Dynamic Cube Partitioning in SSAS 2008
Dynamic Cube Partitioning in SSAS 2008
- Partition benefits
- Implementing Dynamic Partitions
- Better Query Performance: Cube partition is a powerful mechanism for improving query performance. Queries that summarize data over 10 years could take considerably longer than those that only search through the current year data. If we have proper partitions then SSAS only has to scan a small subset of data to return query results hence dramatic performance improvements compared to queries running against a cube with a single partition.

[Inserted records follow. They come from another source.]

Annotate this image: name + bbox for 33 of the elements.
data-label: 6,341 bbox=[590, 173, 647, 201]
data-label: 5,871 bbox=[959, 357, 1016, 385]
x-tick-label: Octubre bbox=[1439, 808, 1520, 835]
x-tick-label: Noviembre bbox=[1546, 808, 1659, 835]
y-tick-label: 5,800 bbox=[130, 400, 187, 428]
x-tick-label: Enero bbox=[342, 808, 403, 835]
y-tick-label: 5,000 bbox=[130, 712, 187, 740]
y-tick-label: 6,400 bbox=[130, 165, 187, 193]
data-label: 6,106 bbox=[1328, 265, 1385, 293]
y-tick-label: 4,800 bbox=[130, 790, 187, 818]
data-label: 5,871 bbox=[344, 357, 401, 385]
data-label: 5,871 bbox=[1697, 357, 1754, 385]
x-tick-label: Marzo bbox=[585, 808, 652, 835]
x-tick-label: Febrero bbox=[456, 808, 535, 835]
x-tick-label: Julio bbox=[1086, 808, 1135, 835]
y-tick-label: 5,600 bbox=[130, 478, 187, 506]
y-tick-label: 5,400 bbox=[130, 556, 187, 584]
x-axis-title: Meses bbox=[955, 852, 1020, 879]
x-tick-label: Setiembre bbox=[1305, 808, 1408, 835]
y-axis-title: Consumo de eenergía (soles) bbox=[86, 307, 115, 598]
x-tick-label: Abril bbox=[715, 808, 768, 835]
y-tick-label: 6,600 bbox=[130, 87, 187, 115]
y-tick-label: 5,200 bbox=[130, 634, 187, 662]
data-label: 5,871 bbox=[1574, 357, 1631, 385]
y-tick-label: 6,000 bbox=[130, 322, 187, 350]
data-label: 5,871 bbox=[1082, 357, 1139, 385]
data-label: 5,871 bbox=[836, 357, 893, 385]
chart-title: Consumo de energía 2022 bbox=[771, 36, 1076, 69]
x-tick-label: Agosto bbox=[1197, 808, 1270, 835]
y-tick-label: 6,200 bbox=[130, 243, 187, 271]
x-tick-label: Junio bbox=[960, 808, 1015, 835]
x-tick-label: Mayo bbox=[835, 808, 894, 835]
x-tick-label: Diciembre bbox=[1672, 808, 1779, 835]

- Minimize downtime: Cube partitioning supports reducing downtime associated with cube processing. In almost all the cases, a portion of data warehouse is volatile and needs to be processed often. However other portions are relatively static. For example, in a sales cube, we need to change the current year’s data nightly, but sales from previous years might change only occasionally – in case if account for merchandise returns and exchanges. If your warehouse tracks last 10 years salesthen processing only the current partition may be 10 times quicker than processing the entire cube.
- Aggregations benefits: The partition queried frequently could benefit from additional aggregations, which in turn could improve performance. Partition(s) that are used less can be processed less frequently with considerably fewer aggregations.
- Customized storage and processing settings: Frequently accessed partitions might benefit from proactive caching and ROLAP storage. On the other hand, other forms of storage and processing might be better for less frequently queried partitions.
- Distributed query and processing load: SSAS allows you to create remote partitions – a remote partition resides on a server different from its parent cube. This way the queries that affect the remote partition are processed on a server separate from its parent cube, allowing you to take advantage of additional processing power.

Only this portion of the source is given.